La cinquième conséquence sur la gouvernance est également inspirée des principes de l’entreprise 3.0 : « L’entreprise doit disposer d’une vision unique, comprise et partagée par tous, distribué à tous les composants de l’entreprise. Une finalité unique, que chacun décline localement en fonction de son contexte et ses moyens, en vertu du principe d’holomorphisme des systèmes complexes ». Pour pouvoir faire fonctionner efficacement un réseau distribué d’équipes autonomes, il faut une stratégie exprimée en termes de finalité (le fameux « start with why »). Sur l’importance de cette finalité claire, je vous renvoie à l’excellent livre de Cecil Dijoux « Ce que signifie l’avènement du numérique ». Dans le monde logiciel, on parle de programme « déclaratif » par opposition à « impératif ». Comme le souligne Isaac Getz, « l’autonomie sans vision partagée, c’est le chaos ».
5. Conclusion
Ce billet est, sous une forme détournée, une réflexion sur trois de mes thèmes préférés :
- La mise en place des « usines logicielles » autour de Dev0ps, telles que décrites dans « Accelerate ». Depuis 10 ans, je revendique le terme d’usine car il est pour moi porteur de rigueur, d’effort et d’outillage (par opposition au « mindset » et aux « soft skills »), rencontrant de temps à autre une certaine résistance. Les dernières années et les derniers témoignages des acteurs que j’admire semblent me donner raison.
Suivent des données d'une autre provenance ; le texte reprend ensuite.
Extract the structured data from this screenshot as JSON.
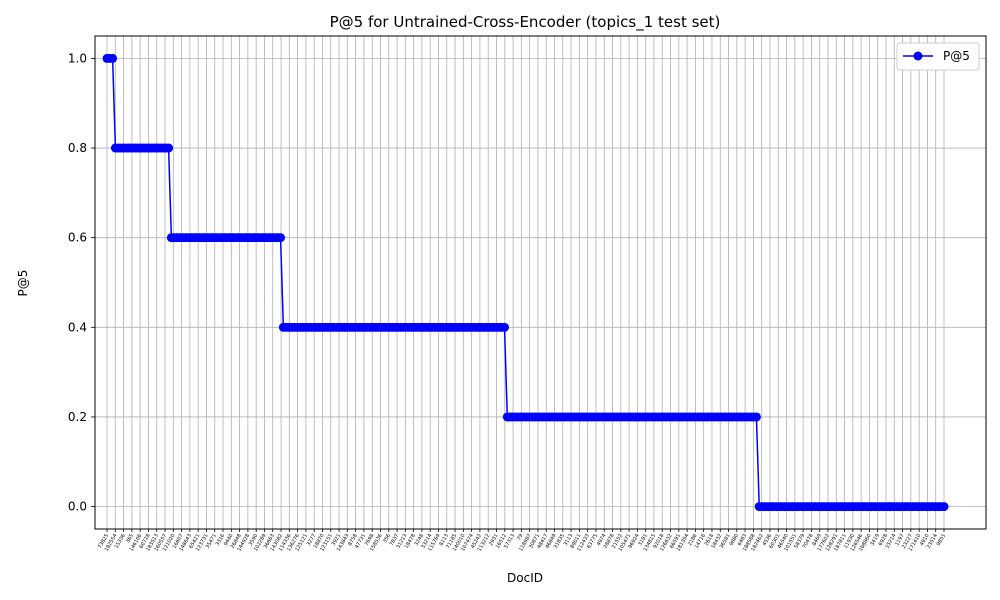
{
  "chart_data": {
    "type": "line",
    "title": "P@5 for Untrained-Cross-Encoder (topics_1 test set)",
    "xlabel": "DocID",
    "ylabel": "P@5",
    "ylim": [
      -0.05,
      1.05
    ],
    "yticks": [
      "0.0",
      "0.2",
      "0.4",
      "0.6",
      "0.8",
      "1.0"
    ],
    "grid": true,
    "legend_position": "top-right",
    "series": [
      {
        "name": "P@5",
        "color": "#0000ff",
        "marker": "circle",
        "segments": [
          {
            "value": 1.0,
            "count": 3
          },
          {
            "value": 0.8,
            "count": 20
          },
          {
            "value": 0.6,
            "count": 40
          },
          {
            "value": 0.4,
            "count": 80
          },
          {
            "value": 0.2,
            "count": 90
          },
          {
            "value": 0.0,
            "count": 67
          }
        ]
      }
    ],
    "x_tick_labels": [
      "73825",
      "182554",
      "15336",
      "365",
      "146106",
      "60728",
      "183513",
      "160557",
      "121020",
      "16607",
      "148643",
      "65421",
      "123731",
      "35471",
      "3316",
      "9440",
      "26848",
      "144928",
      "3590",
      "102289",
      "36663",
      "143082",
      "114336",
      "136276",
      "125121",
      "3277",
      "18870",
      "123151",
      "3921",
      "143843",
      "8758",
      "47731",
      "7698",
      "158536",
      "356",
      "7837",
      "31213",
      "18478",
      "3248",
      "33214",
      "115769",
      "8113",
      "71185",
      "140010",
      "107474",
      "45242",
      "113212",
      "2931",
      "16512",
      "57313",
      "79",
      "118987",
      "30871",
      "48417",
      "46849",
      "31835",
      "3113",
      "89011",
      "112433",
      "63775",
      "4974",
      "28878",
      "21552",
      "105471",
      "96924",
      "3181",
      "134815",
      "92018",
      "126632",
      "66591",
      "181354",
      "2186",
      "14716",
      "2618",
      "18432",
      "36581",
      "9880",
      "6483",
      "188588",
      "182462",
      "4536",
      "60301",
      "46540",
      "101551",
      "58379",
      "70478",
      "8469",
      "177602",
      "128291",
      "187811",
      "11930",
      "126546",
      "168860",
      "3419",
      "6928",
      "15214",
      "1197",
      "23227",
      "171410",
      "4910",
      "23514",
      "9851"
    ]
  }
}
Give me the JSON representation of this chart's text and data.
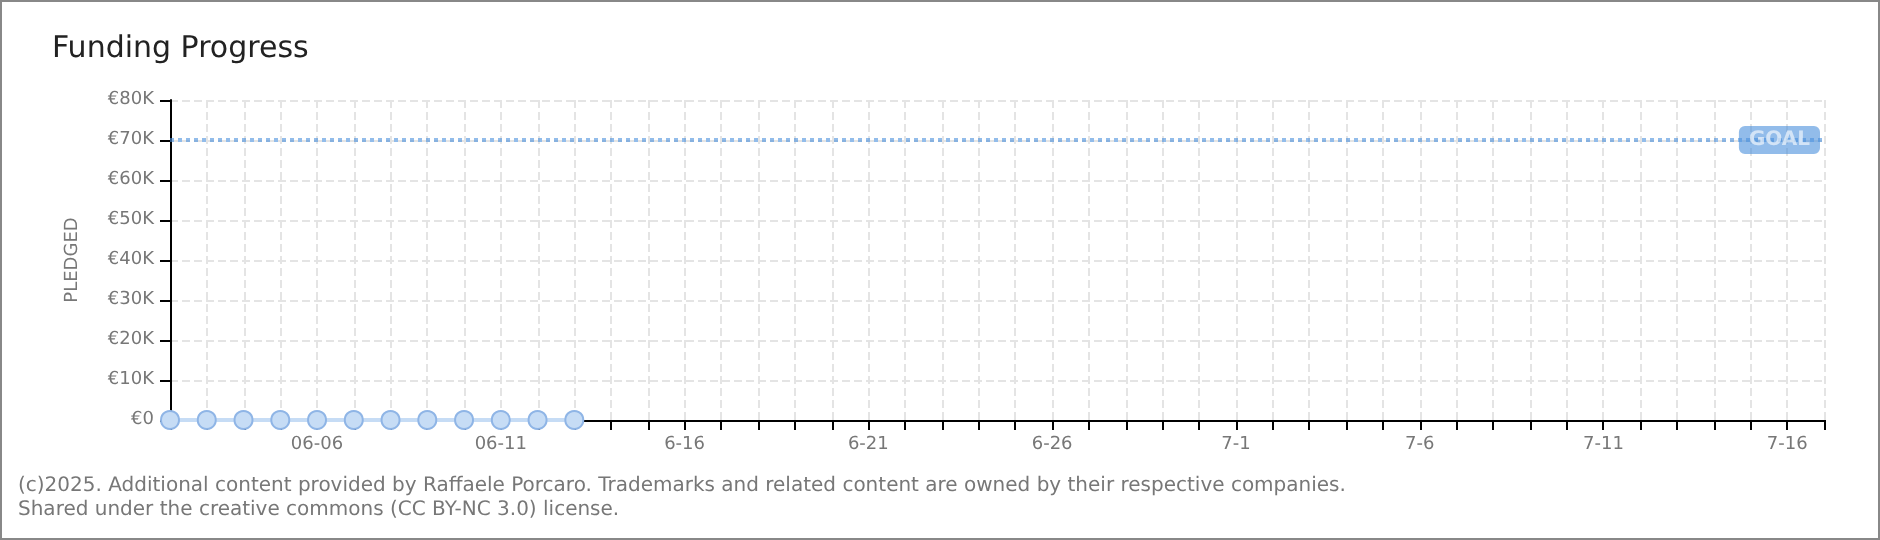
{
  "chart_data": {
    "type": "line",
    "title": "Funding Progress",
    "ylabel": "PLEDGED",
    "x": [
      "--06-02",
      "--06-03",
      "--06-04",
      "--06-05",
      "--06-06",
      "--06-07",
      "--06-08",
      "--06-09",
      "--06-10",
      "--06-11",
      "--06-12",
      "--06-13"
    ],
    "series": [
      {
        "color": "#c6dcf5",
        "values": [
          0,
          0,
          0,
          0,
          0,
          0,
          0,
          0,
          0,
          0,
          0,
          0
        ]
      }
    ],
    "xlim": [
      "--06-02",
      "--07-17"
    ],
    "xticks": [
      {
        "value": "--06-02",
        "label": null
      },
      {
        "value": "--06-03",
        "label": null
      },
      {
        "value": "--06-04",
        "label": null
      },
      {
        "value": "--06-05",
        "label": null
      },
      {
        "value": "--06-06",
        "label": "06-06"
      },
      {
        "value": "--06-07",
        "label": null
      },
      {
        "value": "--06-08",
        "label": null
      },
      {
        "value": "--06-09",
        "label": null
      },
      {
        "value": "--06-10",
        "label": null
      },
      {
        "value": "--06-11",
        "label": "06-11"
      },
      {
        "value": "--06-12",
        "label": null
      },
      {
        "value": "--06-13",
        "label": null
      },
      {
        "value": "--06-14",
        "label": null
      },
      {
        "value": "--06-15",
        "label": null
      },
      {
        "value": "--06-16",
        "label": "6-16"
      },
      {
        "value": "--06-17",
        "label": null
      },
      {
        "value": "--06-18",
        "label": null
      },
      {
        "value": "--06-19",
        "label": null
      },
      {
        "value": "--06-20",
        "label": null
      },
      {
        "value": "--06-21",
        "label": "6-21"
      },
      {
        "value": "--06-22",
        "label": null
      },
      {
        "value": "--06-23",
        "label": null
      },
      {
        "value": "--06-24",
        "label": null
      },
      {
        "value": "--06-25",
        "label": null
      },
      {
        "value": "--06-26",
        "label": "6-26"
      },
      {
        "value": "--06-27",
        "label": null
      },
      {
        "value": "--06-28",
        "label": null
      },
      {
        "value": "--06-29",
        "label": null
      },
      {
        "value": "--06-30",
        "label": null
      },
      {
        "value": "--07-01",
        "label": "7-1"
      },
      {
        "value": "--07-02",
        "label": null
      },
      {
        "value": "--07-03",
        "label": null
      },
      {
        "value": "--07-04",
        "label": null
      },
      {
        "value": "--07-05",
        "label": null
      },
      {
        "value": "--07-06",
        "label": "7-6"
      },
      {
        "value": "--07-07",
        "label": null
      },
      {
        "value": "--07-08",
        "label": null
      },
      {
        "value": "--07-09",
        "label": null
      },
      {
        "value": "--07-10",
        "label": null
      },
      {
        "value": "--07-11",
        "label": "7-11"
      },
      {
        "value": "--07-12",
        "label": null
      },
      {
        "value": "--07-13",
        "label": null
      },
      {
        "value": "--07-14",
        "label": null
      },
      {
        "value": "--07-15",
        "label": null
      },
      {
        "value": "--07-16",
        "label": "7-16"
      },
      {
        "value": "--07-17",
        "label": null
      }
    ],
    "ylim": [
      0,
      80000
    ],
    "yticks": [
      {
        "value": 0,
        "label": "€0"
      },
      {
        "value": 10000,
        "label": "€10K"
      },
      {
        "value": 20000,
        "label": "€20K"
      },
      {
        "value": 30000,
        "label": "€30K"
      },
      {
        "value": 40000,
        "label": "€40K"
      },
      {
        "value": 50000,
        "label": "€50K"
      },
      {
        "value": 60000,
        "label": "€60K"
      },
      {
        "value": 70000,
        "label": "€70K"
      },
      {
        "value": 80000,
        "label": "€80K"
      }
    ],
    "ref_lines": [
      {
        "axis": "y",
        "value": 70000,
        "label": "GOAL",
        "color": "#4a8fdc",
        "line_style": "dotted"
      }
    ],
    "grid": true,
    "marker": "circle",
    "line_style": "solid",
    "annotations": [
      "(c)2025. Additional content provided by Raffaele Porcaro. Trademarks and related content are owned by their respective companies.",
      "Shared under the creative commons (CC BY-NC 3.0) license."
    ]
  }
}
- Le « Software craftmanship », c’est-à-dire la reconnaissance et le développement (conjoint) de l’expertise technique dans le développement logiciel. C’est pour moi la racine « extreme programming » de l’approche lean agile. On peut invoquer le « dieu de la transformation digitale » autant de fois qu’on le souhaite chaque jour, sans « l’amour du code », il est difficile d’être compétitifs face aux acteurs innovants du 21e siècle.
- Le pilotage des transformations émergentes, autrement dit l’efficacité au sens de François Jullien.
Ces trois dimensions se combinent pour tisser un lien entre les nouvelles formes d’organisations et l’efficacité des processus de développement numérique. Il y a un lien fort entre ce qui est dit dans ce billet et celui sur l’Entreprise 3.0 qui est, de beaucoup, l’article le plus consulté sur ce blog. Le moment se rapproche où je pourrai mettre mes idées au clair sous la forme d’un nouveau livre, dédié à ces nouvelles formes d’organisations de développement logiciel.